I think that systems like ReThinkDB are really close, if not superior. One thing the Newt never had to worry about was concurrency; the scripting environment was single-threaded, and the storage system only ever had one transaction at a time (with some advanced cheating going on for background storage operations and garbage collection). Modern systems solve harder problems, albeit with many orders of magnitude more resources and way better tools.


It should have had, but never got, "contexts" so when your code is changing an object in one place, your other code doesn't see the changes unless you want it to. Ah well, people seem to have made it work anyway. :)

CouchDB is pretty close in principle but does a lot more stuff. For something closer to the original, I think you could do it PostgreSQL quite easily. But then you need a language layer...I think ECMAScript proxies might work. Hmm, I guess somebody should make an npm module!


This is slightly off-topic but has anyone blogged about Palm history as wonderfully as kabdib/Dadhacker/Landon has about Newton and other topics?

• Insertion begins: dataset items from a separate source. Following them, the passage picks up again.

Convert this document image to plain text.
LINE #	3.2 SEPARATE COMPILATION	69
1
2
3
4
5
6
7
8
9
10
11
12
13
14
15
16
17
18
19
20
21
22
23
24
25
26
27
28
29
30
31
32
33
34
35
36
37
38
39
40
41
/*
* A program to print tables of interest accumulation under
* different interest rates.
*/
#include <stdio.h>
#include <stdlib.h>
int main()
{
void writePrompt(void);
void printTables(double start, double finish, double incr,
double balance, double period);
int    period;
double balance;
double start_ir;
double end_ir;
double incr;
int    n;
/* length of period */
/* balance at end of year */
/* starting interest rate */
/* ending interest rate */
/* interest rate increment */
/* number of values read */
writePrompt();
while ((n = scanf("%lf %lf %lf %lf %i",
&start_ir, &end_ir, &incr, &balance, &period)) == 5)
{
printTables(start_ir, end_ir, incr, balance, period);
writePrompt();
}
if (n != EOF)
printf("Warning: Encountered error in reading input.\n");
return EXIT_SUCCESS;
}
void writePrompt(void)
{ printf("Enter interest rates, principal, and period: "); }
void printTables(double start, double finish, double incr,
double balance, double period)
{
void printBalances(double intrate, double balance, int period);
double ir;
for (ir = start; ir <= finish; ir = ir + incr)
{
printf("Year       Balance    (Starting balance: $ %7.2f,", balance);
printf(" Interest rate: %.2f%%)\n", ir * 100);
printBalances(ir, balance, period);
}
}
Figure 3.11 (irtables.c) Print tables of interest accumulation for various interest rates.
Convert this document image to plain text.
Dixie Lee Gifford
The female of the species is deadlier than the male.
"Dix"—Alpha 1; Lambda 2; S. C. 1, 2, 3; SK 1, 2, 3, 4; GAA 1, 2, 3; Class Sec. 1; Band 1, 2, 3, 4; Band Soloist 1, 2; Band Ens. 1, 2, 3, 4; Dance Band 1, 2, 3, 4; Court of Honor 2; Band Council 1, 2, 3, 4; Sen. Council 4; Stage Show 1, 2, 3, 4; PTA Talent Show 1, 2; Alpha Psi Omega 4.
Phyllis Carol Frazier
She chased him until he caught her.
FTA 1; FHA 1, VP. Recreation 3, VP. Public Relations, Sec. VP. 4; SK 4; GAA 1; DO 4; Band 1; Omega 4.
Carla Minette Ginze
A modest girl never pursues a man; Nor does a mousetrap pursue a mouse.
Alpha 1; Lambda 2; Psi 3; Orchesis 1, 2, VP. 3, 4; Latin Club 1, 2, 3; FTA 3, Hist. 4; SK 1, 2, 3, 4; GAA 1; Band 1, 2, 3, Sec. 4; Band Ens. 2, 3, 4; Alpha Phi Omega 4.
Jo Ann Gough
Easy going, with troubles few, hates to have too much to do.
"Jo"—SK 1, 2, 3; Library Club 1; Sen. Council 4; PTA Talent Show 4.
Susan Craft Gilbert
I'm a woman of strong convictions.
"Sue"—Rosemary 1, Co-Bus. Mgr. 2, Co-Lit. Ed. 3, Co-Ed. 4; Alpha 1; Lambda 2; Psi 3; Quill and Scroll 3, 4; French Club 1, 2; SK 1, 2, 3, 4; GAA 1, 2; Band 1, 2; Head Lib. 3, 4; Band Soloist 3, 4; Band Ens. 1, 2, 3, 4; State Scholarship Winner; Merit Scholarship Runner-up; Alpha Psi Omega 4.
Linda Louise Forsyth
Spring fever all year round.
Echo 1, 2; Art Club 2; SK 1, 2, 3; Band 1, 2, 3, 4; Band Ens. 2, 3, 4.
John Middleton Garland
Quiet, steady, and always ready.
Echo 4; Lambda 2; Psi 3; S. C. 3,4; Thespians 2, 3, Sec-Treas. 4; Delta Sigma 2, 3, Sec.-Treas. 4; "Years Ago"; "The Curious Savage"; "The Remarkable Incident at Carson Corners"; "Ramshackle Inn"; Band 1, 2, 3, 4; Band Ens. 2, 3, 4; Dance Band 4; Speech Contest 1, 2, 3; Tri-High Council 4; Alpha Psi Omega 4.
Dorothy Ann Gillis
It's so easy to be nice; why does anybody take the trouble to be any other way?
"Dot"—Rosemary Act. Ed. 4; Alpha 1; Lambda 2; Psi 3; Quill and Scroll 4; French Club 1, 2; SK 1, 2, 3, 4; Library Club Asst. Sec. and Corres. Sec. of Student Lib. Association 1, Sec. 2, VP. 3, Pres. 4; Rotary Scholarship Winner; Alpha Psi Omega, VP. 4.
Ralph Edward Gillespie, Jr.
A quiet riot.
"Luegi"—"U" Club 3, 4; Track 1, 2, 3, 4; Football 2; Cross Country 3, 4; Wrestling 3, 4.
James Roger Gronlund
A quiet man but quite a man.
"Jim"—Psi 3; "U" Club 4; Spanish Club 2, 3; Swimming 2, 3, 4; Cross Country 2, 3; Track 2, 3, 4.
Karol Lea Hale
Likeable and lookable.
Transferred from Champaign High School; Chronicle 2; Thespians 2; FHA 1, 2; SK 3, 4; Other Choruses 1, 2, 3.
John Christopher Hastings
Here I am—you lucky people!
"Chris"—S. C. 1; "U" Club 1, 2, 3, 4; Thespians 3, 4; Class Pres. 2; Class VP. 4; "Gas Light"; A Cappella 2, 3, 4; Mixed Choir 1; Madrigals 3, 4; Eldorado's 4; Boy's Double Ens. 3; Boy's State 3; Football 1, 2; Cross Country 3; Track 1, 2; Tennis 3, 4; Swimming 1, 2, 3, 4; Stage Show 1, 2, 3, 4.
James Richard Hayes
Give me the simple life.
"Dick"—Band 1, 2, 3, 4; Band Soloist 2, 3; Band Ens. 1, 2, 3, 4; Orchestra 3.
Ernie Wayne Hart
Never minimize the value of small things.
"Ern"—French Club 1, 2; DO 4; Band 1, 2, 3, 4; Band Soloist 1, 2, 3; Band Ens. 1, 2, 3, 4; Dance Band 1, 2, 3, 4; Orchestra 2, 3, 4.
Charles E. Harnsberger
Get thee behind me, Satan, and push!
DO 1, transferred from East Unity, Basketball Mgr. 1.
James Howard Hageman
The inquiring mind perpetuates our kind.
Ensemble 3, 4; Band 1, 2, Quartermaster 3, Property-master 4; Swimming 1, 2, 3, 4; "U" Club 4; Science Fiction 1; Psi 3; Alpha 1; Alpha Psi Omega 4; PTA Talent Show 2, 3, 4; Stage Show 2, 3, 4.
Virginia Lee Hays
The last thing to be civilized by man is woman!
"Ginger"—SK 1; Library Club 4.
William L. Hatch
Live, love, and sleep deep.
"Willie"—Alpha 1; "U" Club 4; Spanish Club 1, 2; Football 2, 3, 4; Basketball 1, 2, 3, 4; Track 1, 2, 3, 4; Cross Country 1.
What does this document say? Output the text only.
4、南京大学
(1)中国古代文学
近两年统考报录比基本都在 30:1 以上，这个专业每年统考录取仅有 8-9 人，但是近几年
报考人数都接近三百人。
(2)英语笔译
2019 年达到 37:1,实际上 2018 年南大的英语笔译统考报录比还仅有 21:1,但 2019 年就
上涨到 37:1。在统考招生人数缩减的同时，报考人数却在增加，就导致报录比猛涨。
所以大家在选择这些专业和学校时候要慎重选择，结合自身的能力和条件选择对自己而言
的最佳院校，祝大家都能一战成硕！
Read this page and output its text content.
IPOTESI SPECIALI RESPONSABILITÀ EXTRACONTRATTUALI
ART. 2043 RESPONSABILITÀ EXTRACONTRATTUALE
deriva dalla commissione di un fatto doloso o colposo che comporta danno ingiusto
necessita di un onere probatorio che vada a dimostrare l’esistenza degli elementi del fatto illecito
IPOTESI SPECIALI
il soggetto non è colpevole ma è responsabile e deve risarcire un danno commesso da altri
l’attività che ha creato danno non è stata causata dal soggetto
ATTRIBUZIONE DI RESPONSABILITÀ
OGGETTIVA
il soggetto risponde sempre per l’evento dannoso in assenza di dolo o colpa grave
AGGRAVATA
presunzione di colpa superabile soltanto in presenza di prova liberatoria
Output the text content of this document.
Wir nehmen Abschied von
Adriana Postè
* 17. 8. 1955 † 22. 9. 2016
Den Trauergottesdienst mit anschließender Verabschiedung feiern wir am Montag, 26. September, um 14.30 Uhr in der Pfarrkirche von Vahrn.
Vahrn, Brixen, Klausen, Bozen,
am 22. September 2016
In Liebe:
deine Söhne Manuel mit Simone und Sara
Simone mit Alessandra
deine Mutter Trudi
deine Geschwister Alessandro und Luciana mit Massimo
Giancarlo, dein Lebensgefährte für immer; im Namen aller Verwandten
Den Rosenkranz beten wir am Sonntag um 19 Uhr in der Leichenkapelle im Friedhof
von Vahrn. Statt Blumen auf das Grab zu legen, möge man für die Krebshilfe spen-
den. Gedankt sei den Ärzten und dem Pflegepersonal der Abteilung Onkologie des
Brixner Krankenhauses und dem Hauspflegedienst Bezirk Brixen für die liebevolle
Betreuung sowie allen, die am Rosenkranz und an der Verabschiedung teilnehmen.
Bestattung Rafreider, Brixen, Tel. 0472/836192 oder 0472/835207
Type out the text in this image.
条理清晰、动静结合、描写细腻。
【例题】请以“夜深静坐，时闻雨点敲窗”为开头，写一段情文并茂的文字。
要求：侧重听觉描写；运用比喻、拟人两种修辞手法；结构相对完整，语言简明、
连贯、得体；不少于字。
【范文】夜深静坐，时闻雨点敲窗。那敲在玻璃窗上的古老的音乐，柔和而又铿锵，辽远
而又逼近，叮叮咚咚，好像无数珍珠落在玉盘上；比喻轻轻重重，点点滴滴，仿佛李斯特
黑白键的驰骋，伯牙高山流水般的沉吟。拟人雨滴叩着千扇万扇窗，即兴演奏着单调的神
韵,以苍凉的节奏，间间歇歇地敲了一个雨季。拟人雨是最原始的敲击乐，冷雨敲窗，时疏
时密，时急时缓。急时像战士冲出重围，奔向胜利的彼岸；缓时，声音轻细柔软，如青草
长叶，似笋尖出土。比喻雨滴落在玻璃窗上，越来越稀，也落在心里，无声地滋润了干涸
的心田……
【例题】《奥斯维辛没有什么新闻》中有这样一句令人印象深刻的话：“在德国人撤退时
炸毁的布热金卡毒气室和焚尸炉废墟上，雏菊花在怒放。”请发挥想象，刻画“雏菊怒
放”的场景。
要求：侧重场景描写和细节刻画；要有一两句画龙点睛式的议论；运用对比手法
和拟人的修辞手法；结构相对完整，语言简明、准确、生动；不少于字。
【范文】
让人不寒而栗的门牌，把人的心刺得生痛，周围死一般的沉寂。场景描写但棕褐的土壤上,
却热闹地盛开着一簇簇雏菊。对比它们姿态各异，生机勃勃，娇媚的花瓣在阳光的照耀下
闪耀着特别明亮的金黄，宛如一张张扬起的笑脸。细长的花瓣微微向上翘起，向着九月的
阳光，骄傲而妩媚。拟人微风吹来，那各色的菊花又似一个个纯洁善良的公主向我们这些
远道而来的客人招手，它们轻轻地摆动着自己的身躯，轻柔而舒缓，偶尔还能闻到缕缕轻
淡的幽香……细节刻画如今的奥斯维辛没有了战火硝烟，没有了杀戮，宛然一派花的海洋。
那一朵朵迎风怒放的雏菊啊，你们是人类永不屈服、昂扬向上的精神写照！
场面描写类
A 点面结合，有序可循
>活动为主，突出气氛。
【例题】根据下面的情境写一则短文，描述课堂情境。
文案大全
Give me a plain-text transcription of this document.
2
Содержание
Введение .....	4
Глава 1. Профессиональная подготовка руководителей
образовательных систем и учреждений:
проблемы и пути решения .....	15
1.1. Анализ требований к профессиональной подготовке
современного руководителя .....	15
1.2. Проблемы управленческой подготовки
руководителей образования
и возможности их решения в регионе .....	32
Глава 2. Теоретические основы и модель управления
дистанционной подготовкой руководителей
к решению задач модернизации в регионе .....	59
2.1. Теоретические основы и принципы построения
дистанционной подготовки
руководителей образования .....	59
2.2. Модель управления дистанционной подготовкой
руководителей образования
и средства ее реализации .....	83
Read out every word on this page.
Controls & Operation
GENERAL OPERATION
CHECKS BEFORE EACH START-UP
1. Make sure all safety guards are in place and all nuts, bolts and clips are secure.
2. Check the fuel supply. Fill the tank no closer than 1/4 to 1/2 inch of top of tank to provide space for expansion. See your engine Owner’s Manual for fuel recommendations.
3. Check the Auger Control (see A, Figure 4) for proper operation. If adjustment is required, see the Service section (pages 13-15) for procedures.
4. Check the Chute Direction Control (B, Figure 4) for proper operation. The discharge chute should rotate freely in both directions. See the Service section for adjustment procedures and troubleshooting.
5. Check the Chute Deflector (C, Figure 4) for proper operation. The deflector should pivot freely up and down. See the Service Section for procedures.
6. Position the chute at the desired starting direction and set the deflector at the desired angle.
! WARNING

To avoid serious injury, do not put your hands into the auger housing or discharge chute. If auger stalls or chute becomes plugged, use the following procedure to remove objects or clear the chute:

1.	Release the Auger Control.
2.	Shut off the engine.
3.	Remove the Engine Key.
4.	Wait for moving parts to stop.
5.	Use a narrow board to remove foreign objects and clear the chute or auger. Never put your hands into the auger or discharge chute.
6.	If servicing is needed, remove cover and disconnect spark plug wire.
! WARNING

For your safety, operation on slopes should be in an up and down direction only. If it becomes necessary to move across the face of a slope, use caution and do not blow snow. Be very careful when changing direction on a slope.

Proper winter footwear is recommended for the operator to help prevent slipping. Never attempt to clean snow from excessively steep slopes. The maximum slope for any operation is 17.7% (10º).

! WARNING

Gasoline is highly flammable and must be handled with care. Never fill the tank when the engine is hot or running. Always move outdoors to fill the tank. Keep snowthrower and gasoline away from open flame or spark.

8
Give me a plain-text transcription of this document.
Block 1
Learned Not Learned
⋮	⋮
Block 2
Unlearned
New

Seems like Steve Yegge worked on palm, I haven't read anything from him at this level though, I am not an authority though!


A good enough excuse to troll through his blog posts again at least. ;)


The PalmOS, at least its early iterations, was not nearly so interesting. There was no removable storage or other problems to tackle.

I tended to view Palm programming as an exercise in writing C code that had be written with the intervening 20 years of aggregate experience on good design.


The great thing about Soups/Stores was the sharing: applications could augment the frames with their own data, and everything worked together cooperatively with ubiquitous access to the information.

In the modern era of sandboxing, this is impossible, and services don't compose nearly so well.


The Soup was cool and really ahead of its time. But then I also think that the Newton was slow and a battery hog compared to say a PalmPilot, partly because one had a fancy innovative OS and the other was relatively simple.